Sunday, August 10, 2008


My brothers both work mostly on movie crews, in the construction grip/metal shop/special effects team sort of capacity. This can lead to exceptionally brutal working hours at the peak of a big movie job, like sixteen-hour shifts that sort of cycle evilly round the clock (a 2pm call one day, working through the next morning, then an 8pm call, etc. etc.). After one job like this, J. described himself as living like a wild animal. Eat, drink, strip off filthy clothes and heap in pile on floor, fall into bed, roll out of bed the next morning and off to work again.

I have had times, too, where work has led me to live like a wild animal. (A more bookish wild animal, admittedly!) Work stress in general erodes humanity and then leads to the necessity for frustrating downtime - but I am happy to report that the status round here returned to fully human on or about August 1, and that I have had a useful week of work.

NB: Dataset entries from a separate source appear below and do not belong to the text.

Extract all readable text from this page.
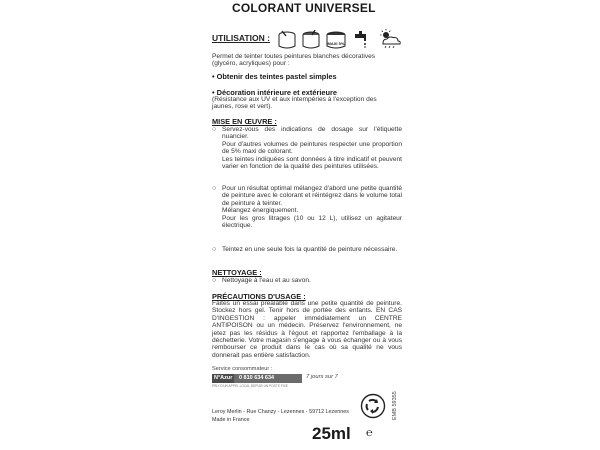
COLORANT UNIVERSEL
UTILISATION :
MAXI 5%
Permet de teinter toutes peintures blanches décoratives (glycéro, acryliques) pour :
• Obtenir des teintes pastel simples
• Décoration intérieure et extérieure
(Résistance aux UV et aux intempéries à l'exception des jaunes, rose et vert).
MISE EN ŒUVRE :
○ Servez-vous des indications de dosage sur l'étiquette nuancier.
Pour d'autres volumes de peintures respecter une proportion de 5% maxi de colorant.
Les teintes indiquées sont données à titre indicatif et peuvent varier en fonction de la qualité des peintures utilisées.
○ Pour un résultat optimal mélangez d'abord une petite quantité de peinture avec le colorant et réintégrez dans le volume total de peinture à teinter.
Mélangez énergiquement.
Pour les gros litrages (10 ou 12 L), utilisez un agitateur électrique.
○ Teintez en une seule fois la quantité de peinture nécessaire.
NETTOYAGE :
○ Nettoyage à l'eau et au savon.
PRÉCAUTIONS D'USAGE :
Faites un essai préalable dans une petite quantité de peinture. Stockez hors gel. Tenir hors de portée des enfants. EN CAS D'INGESTION : appeler immédiatement un CENTRE ANTIPOISON ou un médecin. Préservez l'environnement, ne jetez pas les résidus à l'égout et rapportez l'emballage à la déchetterie. Votre magasin s'engage à vous échanger ou à vous rembourser ce produit dans le cas où sa qualité ne vous donnerait pas entière satisfaction.
Service consommateur :
N°Azur 0 810 634 634	7 jours sur 7
PRIX D'UN APPEL LOCAL DEPUIS UN POSTE FIXE
Leroy Merlin - Rue Chanzy - Lezennes - 59712 Lezennes
Made in France	EMB 59355
25ml ℮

Today I have guiltily taken the day off from novel-writing in order to try and make some serious headway with the index for Breeding: A Partial History of the Eighteenth Century. I need to get the proofread pages and a complete index back to the publisher by the end of the day on Wednesday the 20th, but the schedule's a little tighter than that makes it sound, for the very happy reason that I have a Secret Weapon poised for action in a Croatian seaside grotto! The mission: to check my draft index and eradicate error - but it is poor etiquette for me to demand super-fast turnaround, which means I need to get the draft done as soon as possible and fired off into the ether...

(Prime directive: Write a little bit of novel every day, come hell or high water. Contradictory sub-directive: Index! And since in fact indexing is a fiddly little enjoyable crossword-puzzlish type of job, of a kind my brain is very well suited to and which does not take any willpower to apply myself to, it did not take very much self-persuading for me to decide to switch over for the day, though it would be good if I could eke out a paragraph or two of novel before I go to bed tonight.)

The typesetters have done a beautiful job with the layout, and I caught only a handful of errors as I proofread (though I was delighted to find an actual missing word in one of the quotations!). The goal, of course, is to have already combed through the text so many times that one does not find any errors at all, but it is good for the morale to find a few (each one gives a nice gotcha! boost) but not so many as to call into question the validity of the error-locating protocol as it has been previously applied....

The title page (and chapter headers have a similar layout):

Indexing is a slightly insane task. The initial mark-up really needs to be done by the author, and because my handwriting is not fully human, I need to do the initial transcription and organization of information myself as well. It is an interesting mixture of labelling, intellectual categorization and storytelling; once I send the thing off next week, I'll post a sample letter of the alphabet to give you a sense of how it all comes together. Last time I did an index (the only other one I've done, though it seems to me that one day I might write a novel with an index - hmmm, earlier today I was thinking that I would never write another novel, but the conviction has dissipated, that is strange!), I seem to remember cramming terms and page numbers onto a single sheet of paper (is that possible?!?), but this time I have made singularly lavish use of post-it notes.

I am thinking that once I finish the mark-up, tonight or tomorrow, I will go back through and detach the post-its one by one and stick 'em onto a big piece of paper in more-or-less alphabetical ordering, and then type it all up into a real draft...


  1. Well, that's tantalizing! I'd definitely like to see what you do with that unfinished quotation from Burgess --

  2. Jenny, that handwriting! Wow.

    Really, though, I wanted to pop in to say that this sense of the balance of errors strikes me as exactly right. I am cross-checking my own collation of editions of Dalloway and found 2 right off the bat: one too many for comfort. I'll have to go through the text once more, I think... sigh...

    All best,..

  3. Enid Stubin, an assistant professor of English now, wrote about her ". . . stint at Sydney Wolfe Cohen Associates, the pre-eminent indexing service in New York City" in her essay "My Time in the Indexing Trade," the reading of which apparently moved Sydney Wolfe Cohen to comment on the indexing trade.